What’s perhaps most intriguing is Nordic Giants’ wholesale immersion in this non-personality cult. On stage they wear feathered masks, body paint and animal skins – like a slimmed-down version of Swedish collective Goat, or a Fellini version of _Horrible Histories _– and play to a backdrop of illustrative short films. As an audio-visual encounter, it’s pretty unique.
A Séance Of Dark Delusions doesn’t come with the readymade visuals, but that’s not to say it doesn’t fire the optic nerves. The album is a bold, imagistic panorama of textures, rhythms and volume. Aside from a quartet of guest vocalists, there are extended samples from two very different, impassioned speeches that address us all.
Evolve Or Perish takes its title from a recent US documentary (Apocalypse, Man) in which conspiracy theorist Michael C. Ruppert predicts that mankind will only start to evolve when faced with its own destruction. It’s a raw tirade whose air of desperation is echoed in the unrelenting build of the music around it, as if in preparation for some terrible storm. (Ruppert, it transpires, shot himself last year.)

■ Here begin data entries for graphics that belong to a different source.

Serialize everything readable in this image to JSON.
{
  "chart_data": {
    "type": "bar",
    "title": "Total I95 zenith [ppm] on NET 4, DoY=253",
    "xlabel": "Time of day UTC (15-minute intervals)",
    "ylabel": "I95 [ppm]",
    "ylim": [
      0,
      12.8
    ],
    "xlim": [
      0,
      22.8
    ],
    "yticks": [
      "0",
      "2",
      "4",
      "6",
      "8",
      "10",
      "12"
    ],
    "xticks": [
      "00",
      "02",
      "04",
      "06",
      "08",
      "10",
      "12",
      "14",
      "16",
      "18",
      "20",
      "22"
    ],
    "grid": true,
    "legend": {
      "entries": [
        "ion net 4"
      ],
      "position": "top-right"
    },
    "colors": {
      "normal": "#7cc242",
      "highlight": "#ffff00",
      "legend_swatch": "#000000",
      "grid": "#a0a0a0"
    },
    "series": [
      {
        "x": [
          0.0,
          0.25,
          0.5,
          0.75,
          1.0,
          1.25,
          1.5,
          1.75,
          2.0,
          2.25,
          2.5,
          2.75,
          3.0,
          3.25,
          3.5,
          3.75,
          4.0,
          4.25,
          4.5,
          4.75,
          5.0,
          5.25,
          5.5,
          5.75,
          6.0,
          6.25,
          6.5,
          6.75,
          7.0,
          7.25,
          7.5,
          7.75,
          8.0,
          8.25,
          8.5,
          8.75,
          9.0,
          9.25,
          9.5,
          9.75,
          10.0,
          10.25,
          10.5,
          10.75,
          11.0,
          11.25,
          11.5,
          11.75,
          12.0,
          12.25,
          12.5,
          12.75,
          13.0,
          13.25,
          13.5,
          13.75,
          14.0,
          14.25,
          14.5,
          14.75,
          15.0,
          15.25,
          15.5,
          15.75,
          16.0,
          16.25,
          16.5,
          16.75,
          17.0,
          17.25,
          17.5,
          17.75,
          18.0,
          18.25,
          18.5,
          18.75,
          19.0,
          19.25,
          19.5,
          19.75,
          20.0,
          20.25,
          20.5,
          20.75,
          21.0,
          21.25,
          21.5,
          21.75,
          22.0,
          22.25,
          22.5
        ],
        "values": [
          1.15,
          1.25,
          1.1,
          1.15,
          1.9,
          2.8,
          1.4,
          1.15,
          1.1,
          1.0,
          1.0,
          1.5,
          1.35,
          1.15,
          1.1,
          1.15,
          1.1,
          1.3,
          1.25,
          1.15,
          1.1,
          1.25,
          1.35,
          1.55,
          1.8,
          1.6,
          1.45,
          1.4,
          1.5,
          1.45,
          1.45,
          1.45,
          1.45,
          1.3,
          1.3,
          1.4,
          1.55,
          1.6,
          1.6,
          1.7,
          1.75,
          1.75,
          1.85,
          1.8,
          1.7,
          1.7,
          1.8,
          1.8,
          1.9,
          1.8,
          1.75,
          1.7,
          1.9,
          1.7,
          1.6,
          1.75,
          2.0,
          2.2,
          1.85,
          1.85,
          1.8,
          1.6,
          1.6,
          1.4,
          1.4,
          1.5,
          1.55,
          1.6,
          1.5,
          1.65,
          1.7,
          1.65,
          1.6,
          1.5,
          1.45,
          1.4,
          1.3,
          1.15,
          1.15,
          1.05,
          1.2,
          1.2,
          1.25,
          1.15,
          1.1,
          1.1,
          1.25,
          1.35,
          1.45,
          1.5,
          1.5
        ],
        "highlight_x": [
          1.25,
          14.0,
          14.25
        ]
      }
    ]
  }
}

The other tract, during Spirit, is taken from Martin Luther King’s famous anti-Vietnam rhetoric of 1967. Both songs serve as the album’s political and moral conscience, framed by music that roars and falls, shrieks and caresses. Regular guest Freyja excels on Give Flight To The Imagination, while Futures Dark and Dissolve gather steam and boil into great sensory pieces overloaded with pounding drums, huge synths and the vocal incantations of, respectively, Nadine Wild-Palmer and Alex Hedley. As befits their name, Nordic Giants’ debut has genuine, dramatic presence.